GEÇMEYEN REFLÜDE CERRAHİ MÜDAHALE ŞART
Reflüde cerrahi tedavilere de değinen Kar, “Medikal tedavi önerilen hastalarda erken ıslak Fazla Kıymetli bir faktör. Şöyle ki 25 yaşındaki bir hasta devamlı bir mide ilacı kullanmak zorunda kalabilir. Hastaların ortalama ömrünü 80 olarak düşünürsek 50-60 sene ilaca mahkum bırakmak yanlışsız bir davranış değil. Bu üzere durumlarda ameliyat gündeme gelebiliyor. Zira uzun Devre ilaç kullanımı mide emilimini bozabildiği üzere kalsiyum, demir eksikliklerine de neden olabiliyor. Buna bağlı kemik sorunları ve kansızlık üzere problemler baş gösterebiliyor. Şayet kısa vadeli ilaç kullanımları, Ömür formu, beslenme ve antrenmanla sorunlar giderilebiliyorsa Öbür bir tedaviye gerek görülmez. Lakin bütün bunlara Karşın şikayetler geçmez, göğüs sıkışması, ses kısıklığı üzere şikayetlerle birlikte reflü krizleri de artarsa o Vakit cerrahiyi gündeme getirmek gerekir.
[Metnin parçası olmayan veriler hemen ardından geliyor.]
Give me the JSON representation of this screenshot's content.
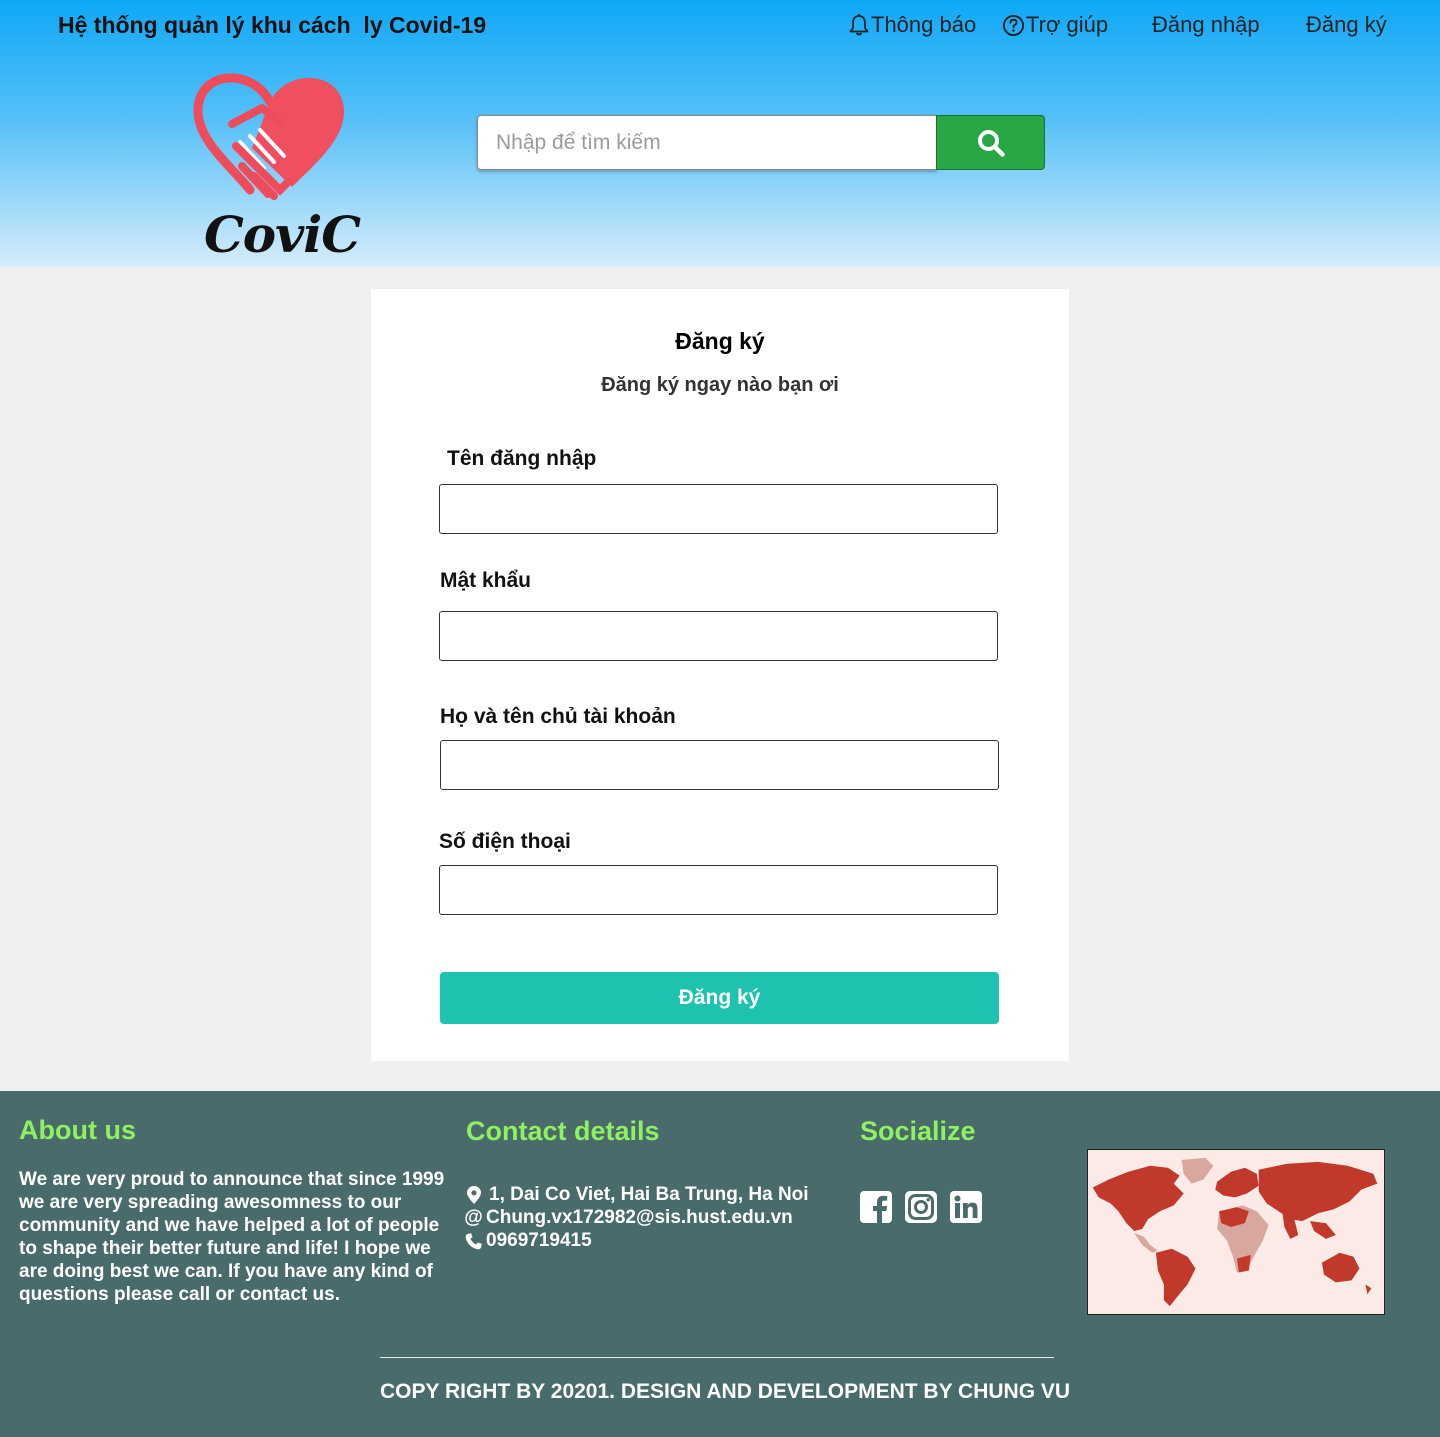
{
  "header": {
    "site_title": "Hệ thống quản lý khu cách  ly Covid-19",
    "nav": {
      "notifications": "Thông báo",
      "help": "Trợ giúp",
      "login": "Đăng nhập",
      "register": "Đăng ký"
    },
    "brand": "CoviC",
    "search": {
      "placeholder": "Nhập để tìm kiếm"
    }
  },
  "form": {
    "title": "Đăng ký",
    "subtitle": "Đăng ký ngay nào bạn ơi",
    "fields": {
      "username": {
        "label": "Tên đăng nhập",
        "value": ""
      },
      "password": {
        "label": "Mật khẩu",
        "value": ""
      },
      "fullname": {
        "label": "Họ và tên chủ tài khoản",
        "value": ""
      },
      "phone": {
        "label": "Số điện thoại",
        "value": ""
      }
    },
    "submit_label": "Đăng ký"
  },
  "footer": {
    "about": {
      "heading": "About us",
      "text": "We are very proud to announce that since 1999 we are very spreading awesomness to our community and we have helped a lot of people to shape their better future and life! I hope we are doing best we can. If you have any kind of questions please call or contact us."
    },
    "contact": {
      "heading": "Contact details",
      "address": "1, Dai Co Viet, Hai Ba Trung, Ha Noi",
      "email": "Chung.vx172982@sis.hust.edu.vn",
      "phone": "0969719415"
    },
    "social": {
      "heading": "Socialize",
      "icons": [
        "facebook-icon",
        "instagram-icon",
        "linkedin-icon"
      ]
    },
    "copyright": "COPY RIGHT BY 20201. DESIGN AND DEVELOPMENT BY CHUNG VU"
  },
  "colors": {
    "header_top": "#0fa8f7",
    "search_button": "#28a745",
    "submit_button": "#1ec2af",
    "footer_bg": "#4a6b6b",
    "footer_heading": "#8ff060",
    "map_fill": "#c0392b"
  }
}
REFLÜ AMELİYATI NE KADAR SÜRÜYOR?
Ameliyatta Yemek borusu ile midenin birleşim yerine mürekkep okkası üzere kapakçık düzeneği oluşturuyoruz. Bu kapalı yani laparoskopik olarak yapılan bir ameliyattır. Ortalama 45 dakika sürmektedir. Hastalar hastane ortamında 1 gün nezaret altında tutuluyor ve birebir gün ilaç kullanmayı kesiyorlar. Bu hastaların bu ameliyatlardan sonra hayat kaliteleri Önemli manada düzeliyor ve bir daha ilaç kullanmalarına gerek kalmıyor. Nüksler birçok faktöre bağlı olmakla Birlikte yapılan cerrahinin kalitesi ile epey ilgilidir. Yeterli bir ameliyattan sonra nüks oranı yüzde 2-3’lere kadar düşebiliyor. Ameliyattan sonra da orada yeni bir kapakçık sistemi oluşturulduğu için hastaların diyet ahengi gerekiyor. Birkaç hafta sıvı – yumuşak besinlerle beslenme, birkaç ay içinde de porsiyonları azaltarak olağan besine geçilebiliyor” halinde bilgi verdi.